2. If you are using block storage recovery mode for DR, please refer to the following criteria.
Elastic Cloud Server: EC2 Residual Quota ≥ The total number of source host + Number of HyperGate instances
Elastic Cloud Server: vCPUs Residual Quota ≥ The total number of source host CPU + 2 * Number of HyperGate instances
Elastic Cloud Server: Memory (MB) Residual Quota ≥ The total number of source host RAM(MB) + 2048(MB) * Number of HyperGate instances
Elastic Volume Service: Disk Residual Quota ≥ 2 * Total number of source host disks + Number of HyperGate instances
Elastic Volume Service: Disk capacity(GB) Residual Quota ≥ 2 * Total disk capacity for source host(GB) + 40(GB) * Number of HyperGate instances
Image Management Service: Images Residual Quota ≥ 2
Virtual Private Cloud: Elastic IP addresses Residual Quota: The quantity should satisfy the sum of the required public IP addresses for the disaster recovery hosts to be restored to the AWS Cloud platform, including both the number of public IP for the source hosts and the quantity of HyperGate instances.
If it is discovered that the remaining resource quota in the AWS Cloud account is insufficient, it is necessary to clean up unnecessary resources in the account or apply to AWS Cloud for an expansion of resource quotas.
Increase quotas in your AWS Cloud account.
If it is discovered that the remaining resource quota in the AWS Cloud account is insufficient, and there are no resources to clean up in the account, you can try submitting a AWS Cloud ticket to request an expansion of resource quotas.
Modify the policy of the Cloud Sync Gateway instance security group
Confirm the instance of Cloud Sync Gateway
Login the HyperBDR console by default.
Record the Link Address of the cloud sync gateway.

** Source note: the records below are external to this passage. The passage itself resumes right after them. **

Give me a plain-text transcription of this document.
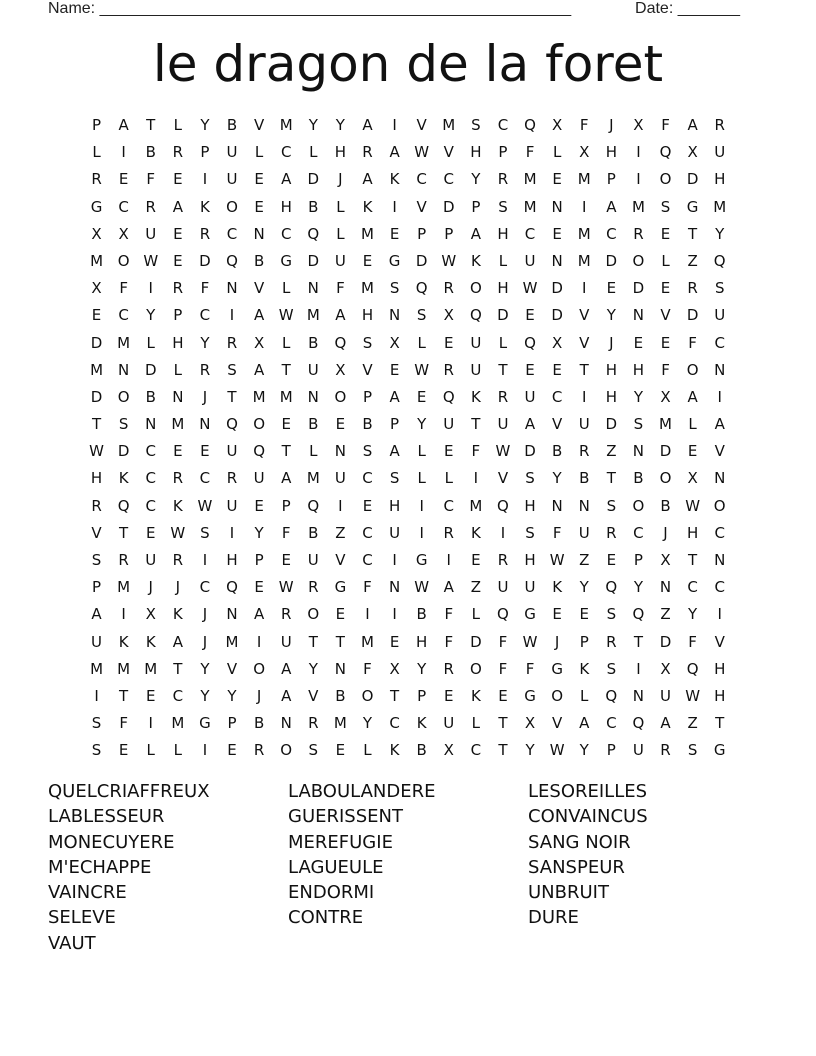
Name: _____________________________________________________	Date: _______
le dragon de la foret
P	A	T	L	Y	B	V	M	Y	Y	A	I	V	M	S	C	Q	X	F	J	X	F	A	R
L	I	B	R	P	U	L	C	L	H	R	A W V	H	P	F	L	X	H	I	Q	X	U
R	E	F	E	I	U	E	A	D	J	A	K	C	C	Y	R	M	E	M	P	I	O	D	H
G	C	R	A	K	O	E	H	B	L	K	I	V	D	P	S	M	N	I	A	M	S	G M
X	X	U	E	R	C	N	C	Q	L	M	E	P	P	A	H	C	E	M	C	R	E	T	Y
M O W E	D	Q	B	G	D	U	E	G	D W K	L	U	N	M D	O	L	Z	Q
X	F	I	R	F	N	V	L	N	F	M	S	Q	R	O	H W D	I	E	D	E	R	S
E	C	Y	P	C	I	A W M	A	H	N	S	X	Q	D	E	D	V	Y	N	V	D	U
D M	L	H	Y	R	X	L	B	Q	S	X	L	E	U	L	Q	X	V	J	E	E	F	C
M	N	D	L	R	S	A	T	U	X	V	E W R	U	T	E	E	T	H	H	F	O	N
D	O	B	N	J	T	M M	N	O	P	A	E	Q	K	R	U	C	I	H	Y	X	A	I
T	S	N	M	N	Q	O	E	B	E	B	P	Y	U	T	U	A	V	U	D	S	M	L	A
W D	C	E	E	U	Q	T	L	N	S	A	L	E	F	W D	B	R	Z	N	D	E	V
H	K	C	R	C	R	U	A	M	U	C	S	L	L	I	V	S	Y	B	T	B	O	X	N
R	Q	C	K W U	E	P	Q	I	E	H	I	C	M Q	H	N	N	S	O	B W O
V	T	E W S	I	Y	F	B	Z	C	U	I	R	K	I	S	F	U	R	C	J	H	C
S	R	U	R	I	H	P	E	U	V	C	I	G	I	E	R	H W Z	E	P	X	T	N
P	M	J	J	C	Q	E W R	G	F	N W A	Z	U	U	K	Y	Q	Y	N	C	C
A	I	X	K	J	N	A	R	O	E	I	I	B	F	L	Q	G	E	E	S	Q	Z	Y	I
U	K	K	A	J	M	I	U	T	T	M	E	H	F	D	F	W	J	P	R	T	D	F	V
M M M	T	Y	V	O	A	Y	N	F	X	Y	R	O	F	F	G	K	S	I	X	Q	H
I	T	E	C	Y	Y	J	A	V	B	O	T	P	E	K	E	G	O	L	Q	N	U W H
S	F	I	M G	P	B	N	R	M	Y	C	K	U	L	T	X	V	A	C	Q	A	Z	T
S	E	L	L	I	E	R	O	S	E	L	K	B	X	C	T	Y	W	Y	P	U	R	S	G
QUELCRIAFFREUX
LABLESSEUR
MONECUYERE
M'ECHAPPE
VAINCRE
SELEVE
VAUT
LABOULANDERE
GUERISSENT
MEREFUGIE
LAGUEULE
ENDORMI
CONTRE
LESOREILLES
CONVAINCUS
SANG NOIR
SANSPEUR
UNBRUIT
DURE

Modify the cloud sync gateway security group
Log in to AWS and use Link Address to find the cloud sync gateway instance.
Modify security group
- Modify the Inbound Rules and set the source end of port 22 to the IP address of HyperBDR.
- Modify the Inbound Rules and set the source end of port 3260 to the IP address of source agent or source agentless proxy.
If HyperBDR, source agent, source agentless proxy or is deployed in a private network environment without a fixed public IP, you need to use egress public IP as the source IP.